Assuefazione identitaria

(pubblicato sul quotidiano Alto Adige del 9 agosto 2018 con il titolo “Assuefazione e spinta identitaria”)

La spinta nazionalista e identitaria si sta ormai diffondendo a macchia d’olio a livello globale. L’assuefazione collettiva alle quotidiane dichiarazioni di rappresentanti politici più o meno in vista e alla diffusione di media aggressivi soprattutto contro ciò che finora si chiamava il politicamente corretto impedisce di distinguere tra semplici dichiarazioni e precise disposizioni normative. Che quindi passano spesso quasi inosservate, mescolate ai semplici tweet, generando un silenzioso rumore di sottofondo. Silenzioso perché talmente costante da non essere quasi più percepito.

L’ossessione identitaria – che altro non è che l’affermazione del primato di una cultura (presunta omogenea) su altre (presunte omogenee), ed è dunque un sinonimo edulcorato di razzismo – ha recentemente raggiunto il livello normativo più alto, quello costituzionale, in diversi ordinamenti. Due tra i più significativi, Ungheria e Israele, hanno approvato nelle scorse settimane modifiche costituzionali fondamentali, che segnano la torsione identitaria dei rispettivi Paesi in modo assai preoccupante, per le conseguenze interne e per l’effetto imitativo che le modifiche sono destinate a generare.
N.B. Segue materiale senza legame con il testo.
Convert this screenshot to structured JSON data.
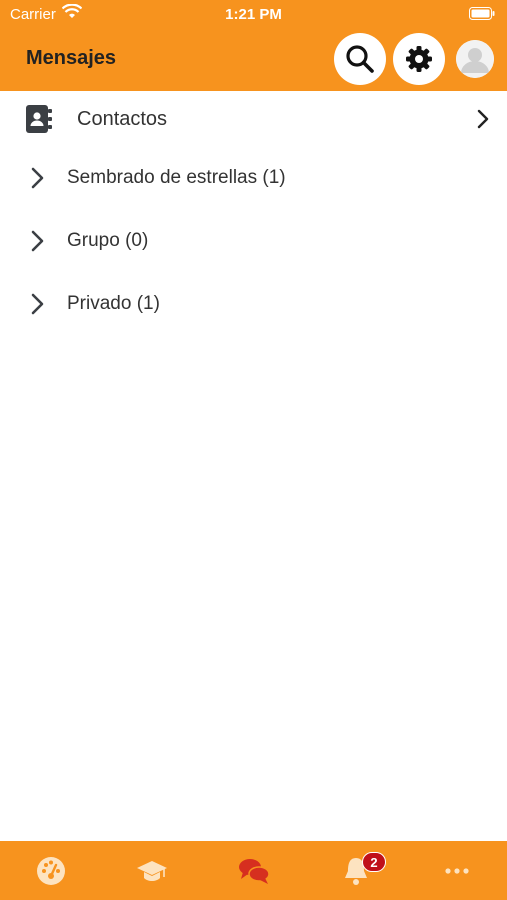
{
  "status_bar": {
    "carrier": "Carrier",
    "time": "1:21 PM"
  },
  "header": {
    "title": "Mensajes"
  },
  "contacts": {
    "label": "Contactos"
  },
  "groups": [
    {
      "label": "Sembrado de estrellas (1)"
    },
    {
      "label": "Grupo (0)"
    },
    {
      "label": "Privado (1)"
    }
  ],
  "tabs": [
    {
      "icon": "dashboard-icon"
    },
    {
      "icon": "graduation-cap-icon"
    },
    {
      "icon": "chat-bubbles-icon",
      "active": true
    },
    {
      "icon": "bell-icon",
      "badge": "2"
    },
    {
      "icon": "more-icon"
    }
  ],
  "colors": {
    "brand": "#f7931e",
    "active_tab": "#d62f1f",
    "inactive_tab": "#fde3c0",
    "badge": "#c0101a"
  }
}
A fine giugno il Parlamento ungherese ha approvato un emendamento alla costituzione – voluta dalla stessa maggioranza nel 2011 e già fortemente indirizzata in senso identitario. L’emendamento da un lato introduce l’obbligo per tutte le istituzioni di “proteggere l’identità ungherese e la sua cultura cristiana”, e dall’altro rende penalmente perseguibili l’assistenza ai rifugiati e l’assenza di fissa dimora. La disposizione fornisce un’interpretazione propria e alquanto creativa dei valori cristiani. Ma soprattutto completa il percorso di costituzionalizzazione dell’identificazione di religione ed etnia quali fattori di appartenenza alla comunità nazionale. Escludendo di conseguenza chi non soddisfi questi due criteri, ed includendo coloro che invece li soddisfano vivendo all’estero. Sono dunque più ungheresi gli ungheresi della diaspora che i cittadini ungheresi appartenenti a minoranze.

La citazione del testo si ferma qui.